**Paper , Order, or Assignment Requirements**

This problem uses the RETIREMENT FUNDS data file that has been referred to multiple times in class. This file is posted on BLACKBOARD next to this assignment in the GRADED ASSIGNMENTS Folder in the MODULES section

a) One of the variables in the data file is the categorical variable, STAR RATING. This variable is a type of rating of the funds analogous to how hotels or movies might be given a certain number of stars to rate them. Here the ratings are from one to five stars with higher ratings indicating better performance. Provide a pie chart summarizing the STAR RATING data. Include the count and percentage of funds in each rating category as well as the names of the categories in your chart. What percentage of the funds had a five star rating? (HINT: To show the labels for the slices of the pie, Click on the LABELS button, then choose “Slice Label”, then check category name, frequency, and percent.)

b) Provide a contingency table that summarizes data simultaneously on the RISK and STAR RATING variables. Just include the counts for each cell and not any corresponding percentages. Use the contingency table to determine how many of the one star rated funds were in the High Risk category.

For the remainder of this question, use only the data on the 10YrReturn. This 10 year return is the average percentage gain per year for the fund’s investments in a ten year period. So, for example, the first fund in the file had an average gain of 11.93% per year over that ten year period.

c) Generate a histogram of the 10YrReturn for these 479 funds. Using the histogram, describe within which rates of return the values are concentrated.

d) Generate a boxplot for the ten year returns. During this ten year period, Dr. Markowski owned a fund that had an average return of 8.4%. Based on the boxplot, approximate the percentage of funds that had a ten year average rate of return higher than that earned by Dr. M’s fund.

e) Use the histogram and boxplot to determine the shape of this data for average ten year returns. Select between approximately symmetric, clearly skewed to the left, and clearly skewed to the right.

f) Using the Display Descriptive Statistics option in MINITAB, display a set of statistics for the ten year returns that includes the mean, standard deviation, and each of the five numbers in the five-number summary. Use this data summary to determine an interval of values for the variable, 10YrReturn, that should include the 10YrReturn for about 95% of the funds.

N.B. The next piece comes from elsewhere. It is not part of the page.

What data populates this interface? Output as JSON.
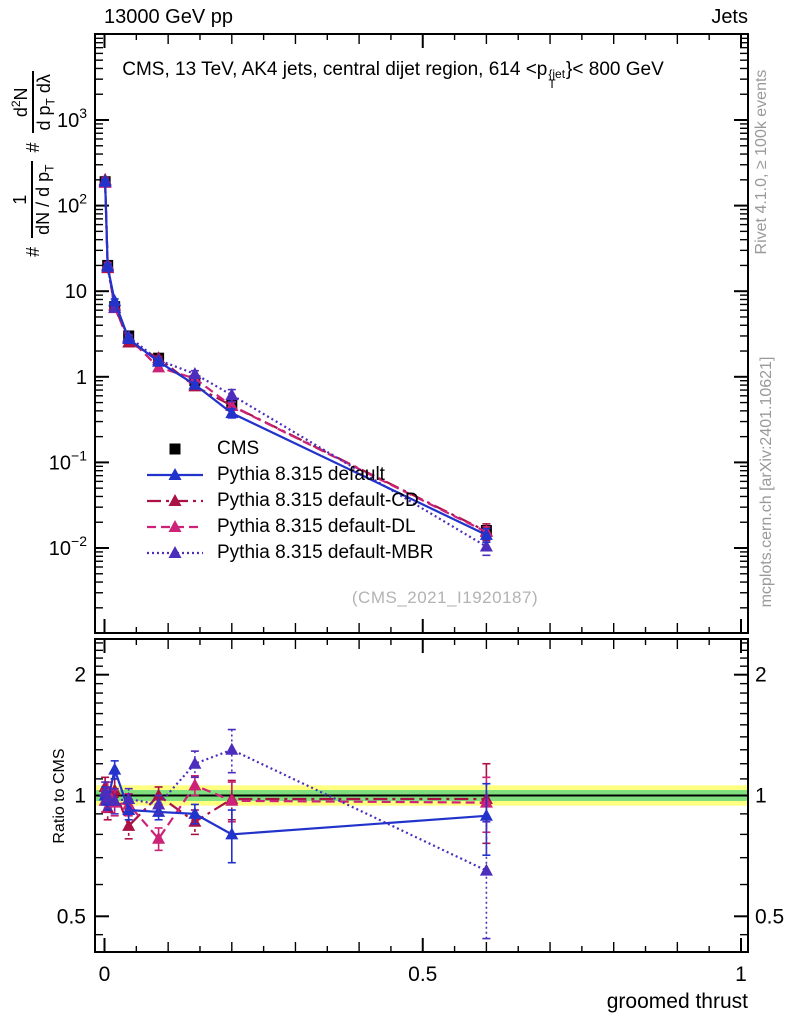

(HINT: Use the empirical rule)

Q2) The data file, RESTAURANTS2, describes data for 66 restaurants that includes information on ratings in each of three categories, the cost of a meal, a popularity index and the type of cuisine. This problem refers to three of the variables in the data set; the food rating, a restaurant popularity index, and the type of cuisine.

a) Provide basic descriptive statistics on the Food Rating for each type of Cuisine. (To generate separate descriptive statistics for each type of cuisine, choose Stat, then Basic Statistics, then Display Descriptive Statistics, and select Cuisine for the “By variables” box.)

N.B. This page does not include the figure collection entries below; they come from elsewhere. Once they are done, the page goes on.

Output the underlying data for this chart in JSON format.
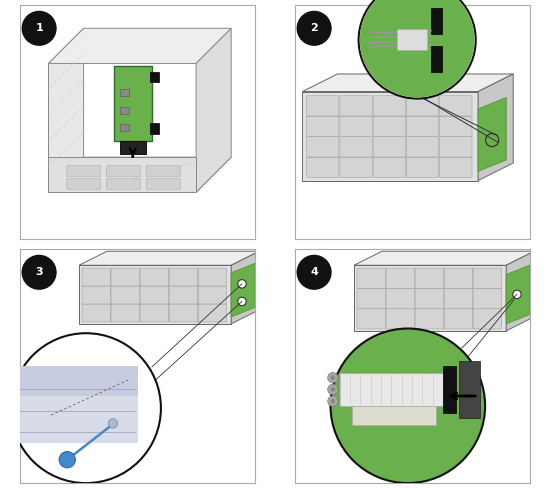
{
  "bg_color": "#ffffff",
  "panel_border": "#aaaaaa",
  "green": "#6ab04c",
  "green2": "#5aa03c",
  "dark": "#222222",
  "gray1": "#f0f0f0",
  "gray2": "#e0e0e0",
  "gray3": "#cccccc",
  "gray4": "#bbbbbb",
  "gray5": "#aaaaaa",
  "gray6": "#888888",
  "gray7": "#666666",
  "bay_face": "#d4d4d4",
  "bay_edge": "#999999",
  "server_top": "#eeeeee",
  "server_front": "#e2e2e2",
  "server_side": "#c8c8c8",
  "blue_screwdriver": "#4488cc",
  "step_bg": "#111111",
  "step_fg": "#ffffff",
  "zoom_border": "#111111",
  "line_connect": "#333333"
}
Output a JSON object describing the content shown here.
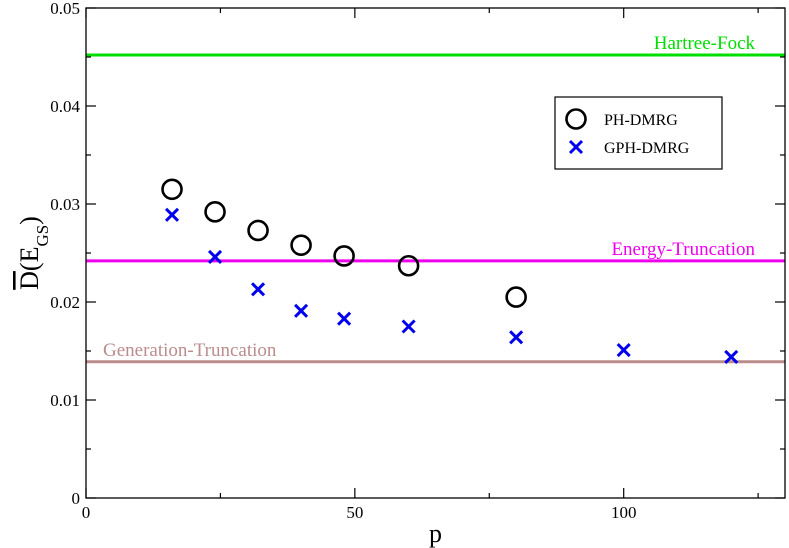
{
  "chart_data": {
    "type": "scatter",
    "xlabel": "p",
    "ylabel": {
      "main": "D",
      "paren_open": "(E",
      "subscript": "GS",
      "paren_close": ")"
    },
    "xlim": [
      0,
      130
    ],
    "ylim": [
      0,
      0.05
    ],
    "x_ticks": [
      0,
      50,
      100
    ],
    "x_tick_labels": [
      "0",
      "50",
      "100"
    ],
    "y_ticks": [
      0,
      0.01,
      0.02,
      0.03,
      0.04,
      0.05
    ],
    "y_tick_labels": [
      "0",
      "0.01",
      "0.02",
      "0.03",
      "0.04",
      "0.05"
    ],
    "grid": false,
    "legend_position": "top-right",
    "series": [
      {
        "name": "PH-DMRG",
        "marker": "circle",
        "color": "#000000",
        "x": [
          16,
          24,
          32,
          40,
          48,
          60,
          80
        ],
        "y": [
          0.0315,
          0.0292,
          0.0273,
          0.0258,
          0.0247,
          0.0237,
          0.0205
        ]
      },
      {
        "name": "GPH-DMRG",
        "marker": "x",
        "color": "#0000ee",
        "x": [
          16,
          24,
          32,
          40,
          48,
          60,
          80,
          100,
          120
        ],
        "y": [
          0.0289,
          0.0246,
          0.0213,
          0.0191,
          0.0183,
          0.0175,
          0.0164,
          0.0151,
          0.0144
        ]
      }
    ],
    "reference_lines": [
      {
        "name": "Hartree-Fock",
        "y": 0.0452,
        "color": "#00dd00",
        "label_anchor": "right"
      },
      {
        "name": "Energy-Truncation",
        "y": 0.0242,
        "color": "#ee00ee",
        "label_anchor": "right"
      },
      {
        "name": "Generation-Truncation",
        "y": 0.0139,
        "color": "#bb8c8c",
        "label_anchor": "left"
      }
    ]
  }
}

b) Which types of cuisine tend to get the highest food ratings? Which tend to receive the lowest food ratings? What statistic(s) did you use to decide?

c) Which types of cuisine tend to have the greatest variability in food rating? Which types of cuisine tend to have the least variability in food rating? Which statistic(s) did you use to decide?

d) Provide basic descriptive statistics on the Popularity Index for each type of Cuisine. Would you say that the restaurants that have the highest food ratings tend to have the highest popularity scores? Justify your answer.

Q3. A firm classifies its customers’ accounts in two ways: according to the balance outstanding and according to whether or not the account is overdue. The following contingency table gives the number of accounts falling into various categories.

Not

Overdue Overdue Total

Account Balance

Under $100 120 330 450

$100 $500 150 300 450

Over $500 20 80 100

Total 290 710 1000

a) Convert this table of frequencies into a corresponding table of probabilities.

Use your result from part a) to answer the following.

b) Find the probability that the account is overdue.

c) Find the probability that the account has a balance under $100 or is overdue.

d) Find the probability that the account has a balance over $500 and is overdue.

e) What is the conditional probability that the account is overdue assuming that the balance is over $500?

f) If the account is not overdue, what is the probability that the balance is under $100?